Беглец с превеликим напряжением последних сил прыгнул из болота, едва не угодил в Потятую Хрень, из которой его уж точно никто не стал бы вытаскивать, перебежал топкую балку, вылетел на поляну перед чертогом и прямиком в него вломился. В чертоге висел невыносимый запах тухлой и одновременно сильно пригоревшей мойвы: Фортунат отдежурил накануне, целиком разделал водянистого и дряхлого летника, — и ушел, а Богдан еще на трудовую вахту не встал. В чертоге находился пока что один Давыдка, двумя руками записывавший в разные амбарные книги всевозможные мелкие детали, инструктаж по использованию второсортного материала, заготовленного за день дежурства бухгалтера Фортуната.

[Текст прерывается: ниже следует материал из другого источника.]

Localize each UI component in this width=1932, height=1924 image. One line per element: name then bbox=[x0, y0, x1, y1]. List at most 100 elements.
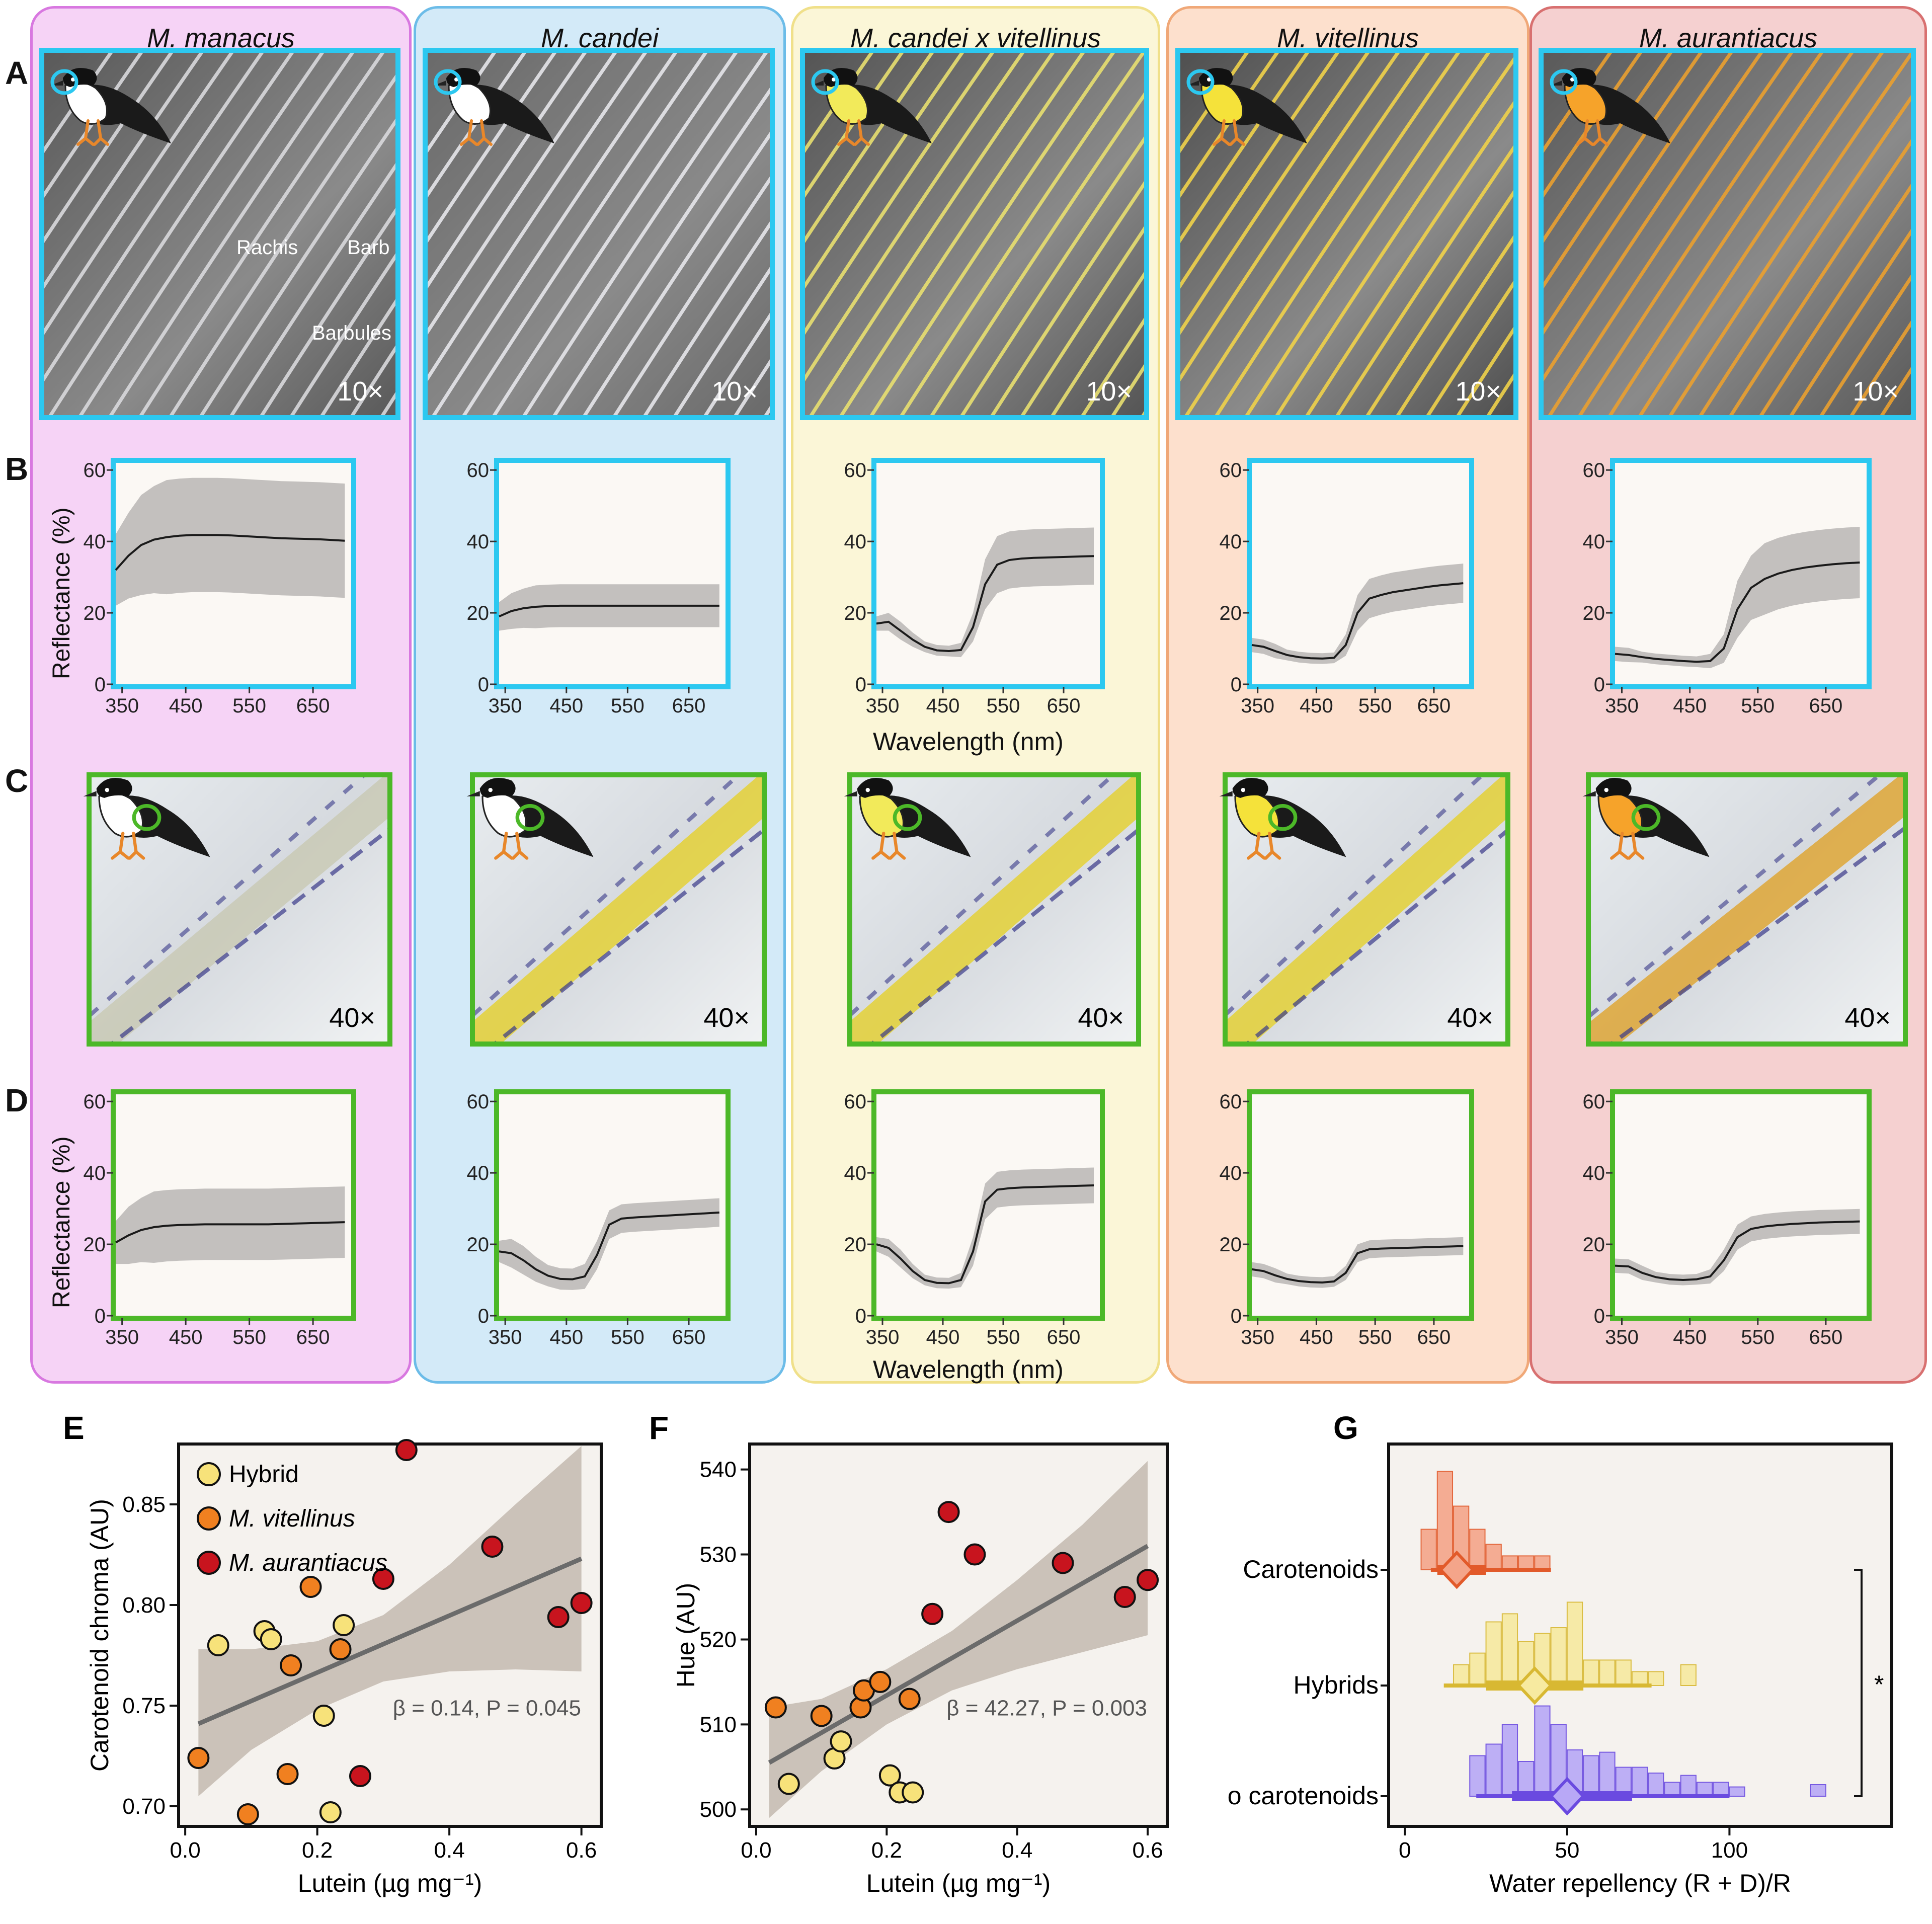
x-tick-label: 650 bbox=[1417, 695, 1451, 717]
magnification-label: 10× bbox=[1086, 376, 1132, 407]
panel-label-b: B bbox=[5, 451, 29, 487]
y-tick-label: 40 bbox=[84, 1162, 106, 1184]
y-tick-label: 60 bbox=[467, 459, 490, 482]
spectrum-plot-frame bbox=[494, 458, 731, 689]
x-axis-label: Lutein (µg mg⁻¹) bbox=[866, 1869, 1051, 1897]
histogram-bar bbox=[1534, 1705, 1551, 1797]
y-tick-label: 0 bbox=[855, 1305, 866, 1327]
data-point bbox=[869, 1670, 892, 1693]
x-tick-label: 50 bbox=[1555, 1838, 1579, 1863]
y-tick-label: 20 bbox=[1220, 602, 1242, 624]
confidence-band bbox=[198, 1446, 582, 1796]
y-tick-label: 60 bbox=[1583, 1091, 1605, 1113]
y-tick-label: 20 bbox=[844, 602, 867, 624]
feather-barb-closeup bbox=[852, 777, 1136, 1041]
x-tick-label: 550 bbox=[1358, 695, 1392, 717]
x-tick-label: 350 bbox=[105, 1326, 139, 1348]
x-tick-label: 350 bbox=[105, 695, 139, 717]
magnification-label: 10× bbox=[337, 376, 383, 407]
histogram-bar bbox=[1696, 1782, 1713, 1797]
y-tick-label: 60 bbox=[1220, 459, 1242, 482]
spectrum-band bbox=[499, 1198, 719, 1290]
spectrum-mean-line bbox=[1251, 582, 1464, 660]
spectrum-band bbox=[1615, 527, 1860, 669]
y-tick-label: 0 bbox=[1231, 674, 1242, 696]
feather-barbs bbox=[1544, 53, 1911, 415]
x-tick-label: 450 bbox=[549, 1326, 583, 1348]
spectrum-b-1: 350 450 550 650 0 20 40 60 bbox=[467, 459, 719, 717]
y-tick-label: 20 bbox=[84, 602, 106, 624]
y-tick-label: 0 bbox=[1594, 674, 1605, 696]
data-point bbox=[333, 1614, 355, 1636]
data-point bbox=[372, 1568, 394, 1590]
histogram-bar bbox=[1729, 1786, 1745, 1797]
x-tick-label: 350 bbox=[1605, 695, 1639, 717]
x-tick-label: 450 bbox=[926, 695, 960, 717]
bird-illustration bbox=[50, 68, 171, 146]
significance-star: * bbox=[1874, 1670, 1884, 1699]
data-point bbox=[1113, 1586, 1136, 1608]
x-tick-label: 0.4 bbox=[434, 1838, 465, 1863]
x-tick-label: 650 bbox=[1047, 1326, 1081, 1348]
chart-e: E 0.0 0.2 0.4 0.6 0.70 0.75 0.80 0.85 Lutein (µg … bbox=[63, 1410, 603, 1897]
magnification-label: 10× bbox=[1853, 376, 1899, 407]
data-point bbox=[395, 1439, 418, 1461]
data-point bbox=[187, 1747, 210, 1769]
feather-photo-40x: 40× bbox=[1223, 772, 1510, 1047]
y-tick-label: 0 bbox=[1231, 1305, 1242, 1327]
spectrum-b-3: 350 450 550 650 0 20 40 60 bbox=[1220, 459, 1464, 717]
data-point bbox=[547, 1606, 570, 1628]
histogram-bar bbox=[1469, 1755, 1486, 1797]
x-tick-label: 450 bbox=[1673, 1326, 1707, 1348]
histogram-bar bbox=[1501, 1555, 1518, 1570]
spectrum-d-1: 350 450 550 650 0 20 40 60 bbox=[467, 1091, 719, 1348]
x-tick-label: 550 bbox=[1358, 1326, 1392, 1348]
regression-line bbox=[768, 1544, 1149, 1765]
x-tick-label: 550 bbox=[611, 1326, 645, 1348]
data-point bbox=[902, 1781, 924, 1804]
x-tick-label: 450 bbox=[1300, 695, 1333, 717]
spectrum-b-4: 350 450 550 650 0 20 40 60 bbox=[1583, 459, 1860, 717]
bird-illustration bbox=[1550, 68, 1670, 146]
data-point bbox=[878, 1764, 901, 1787]
x-axis-label: Water repellency (R + D)/R bbox=[1489, 1869, 1791, 1897]
histogram-bar bbox=[1664, 1782, 1680, 1797]
data-point bbox=[830, 1730, 852, 1753]
x-tick-label: 0.6 bbox=[1133, 1838, 1163, 1863]
x-tick-label: 550 bbox=[1741, 1326, 1775, 1348]
histogram-bar bbox=[1534, 1555, 1551, 1570]
x-tick-label: 350 bbox=[1605, 1326, 1639, 1348]
histogram-bar bbox=[1420, 1529, 1437, 1570]
y-tick-label: 20 bbox=[467, 602, 490, 624]
x-tick-label: 450 bbox=[926, 1326, 960, 1348]
spectrum-d-2: 350 450 550 650 0 20 40 60 bbox=[844, 1091, 1094, 1348]
data-point bbox=[349, 1765, 371, 1787]
photo-annotation-rachis: Rachis bbox=[236, 236, 298, 259]
data-point bbox=[810, 1705, 833, 1727]
x-tick-label: 650 bbox=[1809, 1326, 1843, 1348]
spectrum-mean-line bbox=[115, 534, 345, 571]
y-tick-label: 20 bbox=[1220, 1234, 1242, 1256]
y-tick-label: 40 bbox=[844, 531, 867, 553]
feather-barb-closeup bbox=[1591, 777, 1903, 1041]
x-tick-label: 350 bbox=[866, 1326, 900, 1348]
confidence-band bbox=[769, 1461, 1148, 1818]
feather-barbs bbox=[428, 53, 770, 415]
spectrum-band bbox=[499, 584, 719, 631]
data-point bbox=[1137, 1569, 1159, 1591]
y-tick-label: 0.70 bbox=[122, 1794, 166, 1819]
magnification-label: 10× bbox=[711, 376, 758, 407]
regression-line bbox=[197, 1556, 583, 1726]
histogram-bar bbox=[1648, 1773, 1664, 1797]
y-tick-label: 40 bbox=[1583, 1162, 1605, 1184]
magnification-label: 40× bbox=[1078, 1003, 1124, 1033]
x-tick-label: 0.0 bbox=[170, 1838, 201, 1863]
magnification-label: 40× bbox=[1844, 1003, 1891, 1033]
y-tick-label: 60 bbox=[84, 1091, 106, 1113]
spectrum-mean-line bbox=[1615, 1220, 1860, 1281]
y-tick-label: 20 bbox=[84, 1234, 106, 1256]
histogram-bar bbox=[1583, 1755, 1599, 1797]
y-axis-label: Carotenoid chroma (AU) bbox=[86, 1499, 114, 1772]
data-point bbox=[276, 1763, 299, 1785]
data-point bbox=[260, 1628, 282, 1650]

Надо сказать, что дверь в чертог для существа, подобного нынешнему — поменьше слона, но побольше носорога — была тесна, и на обожженных кирпичах, покуда непрошеный гость с воем протискивался, оставались клочья рыжей шкуры и бурой жидкости, в которой Давыдка безошибочно распознал третьей группы ихор, качественный, ибо весьма вонючий. Происходило странное: по человеческой лестнице в чертог ломился черт. Давыдка не успел и заподозрить, с какой целью он сюда приперся, не успел испугаться возможного нападения — а гость, ревмя ревя, уже влез в пентаэдр, скрючился, развесил по бокам щупальца и понурил клюв. Если бы поднятый по тревоге Богдан сейчас примчался с веранды в чертог и присмотрелся внимательно, зрелище ему предстало бы такое: крупный, но совершенно рядовой черт с изрядно поврежденной шкурой и обломленным рогом, вопреки всякому смыслу сладко храпел прямо на месте грядущего своего забоя и разделки. Ничего другого с чертями в чертоге не случалось, тут было место их скорби. Однако нынешний черт, похоже, этим озабочен не был.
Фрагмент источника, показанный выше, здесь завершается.